Monday, March 7, 2011

NPR: Coal Reignites A Mighty Battle Of Labor History

Great story about the 1921 "battle of Blair Mountain," in West Virginia, and current controversy over adding it to the National Register of Historic Places. Preserve the space of a landmark event in US labor and mining history, or open the site to mountaintop removal mining? This story is an unusually direct glimpse into the tensions that often arise between preservation, economic realities, and memory in dealing with local labor heritage and industrial history.
A sign commemorating the battle of Blair Mountain in Logan County, W.Va. NPR.
Key points:
King believes this is hallowed ground, like Gettysburg or the Edmund Pettus Bridge in Selma, Ala., places where America's history was forever changed. But he's had a hard time making that case to the folks in Logan County — a place where every fourth person is out of work.
There are only about 16,000 miners in West Virginia today. Mountaintop removal doesn't require as much manpower as underground mining. These are coveted jobs; they pay well.
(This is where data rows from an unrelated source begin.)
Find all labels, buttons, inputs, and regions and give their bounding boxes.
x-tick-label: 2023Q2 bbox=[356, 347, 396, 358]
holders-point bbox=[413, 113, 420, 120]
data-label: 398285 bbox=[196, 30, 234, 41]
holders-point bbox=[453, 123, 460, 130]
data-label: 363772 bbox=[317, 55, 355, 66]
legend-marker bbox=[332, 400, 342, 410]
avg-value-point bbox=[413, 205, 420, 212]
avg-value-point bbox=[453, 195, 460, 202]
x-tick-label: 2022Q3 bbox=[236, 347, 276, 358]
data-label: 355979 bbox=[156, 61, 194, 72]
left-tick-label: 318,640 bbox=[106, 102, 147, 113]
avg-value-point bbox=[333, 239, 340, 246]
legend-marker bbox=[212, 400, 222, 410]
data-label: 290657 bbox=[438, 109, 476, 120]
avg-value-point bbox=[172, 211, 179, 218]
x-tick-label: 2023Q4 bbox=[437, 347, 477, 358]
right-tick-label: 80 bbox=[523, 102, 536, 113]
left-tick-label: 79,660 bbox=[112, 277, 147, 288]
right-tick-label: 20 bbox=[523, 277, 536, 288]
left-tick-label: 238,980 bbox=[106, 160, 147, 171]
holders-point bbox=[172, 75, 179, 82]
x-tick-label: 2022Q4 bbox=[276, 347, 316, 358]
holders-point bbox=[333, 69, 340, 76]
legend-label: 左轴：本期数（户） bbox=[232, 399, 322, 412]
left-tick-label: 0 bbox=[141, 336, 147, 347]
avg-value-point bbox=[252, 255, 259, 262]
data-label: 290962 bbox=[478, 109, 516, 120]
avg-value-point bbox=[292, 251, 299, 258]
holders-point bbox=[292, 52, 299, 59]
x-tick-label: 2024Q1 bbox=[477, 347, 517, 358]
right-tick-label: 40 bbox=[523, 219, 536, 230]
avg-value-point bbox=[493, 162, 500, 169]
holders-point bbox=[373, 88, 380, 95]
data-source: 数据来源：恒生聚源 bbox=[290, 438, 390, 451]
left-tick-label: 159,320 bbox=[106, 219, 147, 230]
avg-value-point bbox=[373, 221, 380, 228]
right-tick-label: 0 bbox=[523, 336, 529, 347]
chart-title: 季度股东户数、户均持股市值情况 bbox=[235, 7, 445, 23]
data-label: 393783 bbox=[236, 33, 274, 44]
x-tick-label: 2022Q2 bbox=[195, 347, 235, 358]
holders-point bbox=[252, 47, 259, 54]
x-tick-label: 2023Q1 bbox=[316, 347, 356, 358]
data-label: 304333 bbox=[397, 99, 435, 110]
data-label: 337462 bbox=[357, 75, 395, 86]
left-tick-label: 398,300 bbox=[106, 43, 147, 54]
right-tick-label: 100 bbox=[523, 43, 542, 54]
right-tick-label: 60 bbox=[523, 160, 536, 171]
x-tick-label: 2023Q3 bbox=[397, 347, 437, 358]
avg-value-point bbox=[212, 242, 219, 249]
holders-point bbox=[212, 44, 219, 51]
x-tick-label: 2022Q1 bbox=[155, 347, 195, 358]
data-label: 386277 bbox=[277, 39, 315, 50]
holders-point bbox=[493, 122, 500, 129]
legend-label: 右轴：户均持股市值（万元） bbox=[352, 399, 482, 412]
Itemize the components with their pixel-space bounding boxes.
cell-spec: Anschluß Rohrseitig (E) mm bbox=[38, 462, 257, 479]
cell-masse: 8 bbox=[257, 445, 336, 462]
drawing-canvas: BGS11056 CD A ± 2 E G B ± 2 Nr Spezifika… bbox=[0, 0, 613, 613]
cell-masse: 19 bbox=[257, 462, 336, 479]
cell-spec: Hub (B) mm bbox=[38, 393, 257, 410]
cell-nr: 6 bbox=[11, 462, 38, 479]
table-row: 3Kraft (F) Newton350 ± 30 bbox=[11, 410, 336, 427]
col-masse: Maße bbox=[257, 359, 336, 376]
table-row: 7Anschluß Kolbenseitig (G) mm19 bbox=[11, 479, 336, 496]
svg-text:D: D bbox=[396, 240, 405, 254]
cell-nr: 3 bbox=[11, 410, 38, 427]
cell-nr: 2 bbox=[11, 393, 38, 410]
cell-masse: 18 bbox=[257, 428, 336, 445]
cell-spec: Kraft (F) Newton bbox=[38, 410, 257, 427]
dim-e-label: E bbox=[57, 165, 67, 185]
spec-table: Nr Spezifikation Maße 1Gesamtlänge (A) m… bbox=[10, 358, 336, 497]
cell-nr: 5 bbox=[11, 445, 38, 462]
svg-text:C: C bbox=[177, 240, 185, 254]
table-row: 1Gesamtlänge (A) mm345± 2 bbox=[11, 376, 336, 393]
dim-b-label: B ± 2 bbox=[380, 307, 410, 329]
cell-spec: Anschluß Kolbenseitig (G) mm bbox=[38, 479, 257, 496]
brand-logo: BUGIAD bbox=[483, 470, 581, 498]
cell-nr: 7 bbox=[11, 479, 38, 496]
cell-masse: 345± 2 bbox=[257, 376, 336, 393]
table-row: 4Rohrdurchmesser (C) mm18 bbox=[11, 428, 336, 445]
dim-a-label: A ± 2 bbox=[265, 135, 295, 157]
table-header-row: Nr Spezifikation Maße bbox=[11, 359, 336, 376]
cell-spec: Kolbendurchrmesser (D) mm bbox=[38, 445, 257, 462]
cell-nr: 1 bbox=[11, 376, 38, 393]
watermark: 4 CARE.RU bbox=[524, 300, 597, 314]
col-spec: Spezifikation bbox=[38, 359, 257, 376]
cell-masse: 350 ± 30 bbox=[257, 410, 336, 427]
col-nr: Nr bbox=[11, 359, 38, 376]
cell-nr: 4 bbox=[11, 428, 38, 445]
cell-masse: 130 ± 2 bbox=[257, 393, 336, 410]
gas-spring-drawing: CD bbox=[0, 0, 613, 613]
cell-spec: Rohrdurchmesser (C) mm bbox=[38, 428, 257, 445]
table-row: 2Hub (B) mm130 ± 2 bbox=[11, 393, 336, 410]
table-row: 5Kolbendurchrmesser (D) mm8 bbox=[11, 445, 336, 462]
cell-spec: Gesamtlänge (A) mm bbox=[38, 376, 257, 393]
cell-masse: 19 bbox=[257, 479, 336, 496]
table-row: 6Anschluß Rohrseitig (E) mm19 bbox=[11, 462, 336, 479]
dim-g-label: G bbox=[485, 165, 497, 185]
So for the most part, miners are more interested in seeing the economy grow than preserving what they see as just another mountain.


"This is a political fight, this is a social fight, this is a fight about our history, our heritage, our culture," Simmons says. "It's a fight about what kind of society West Virginia is going to be going forward and what has been in its past."
Sounds to me like labor heritage interpretation at its best, and most relevant.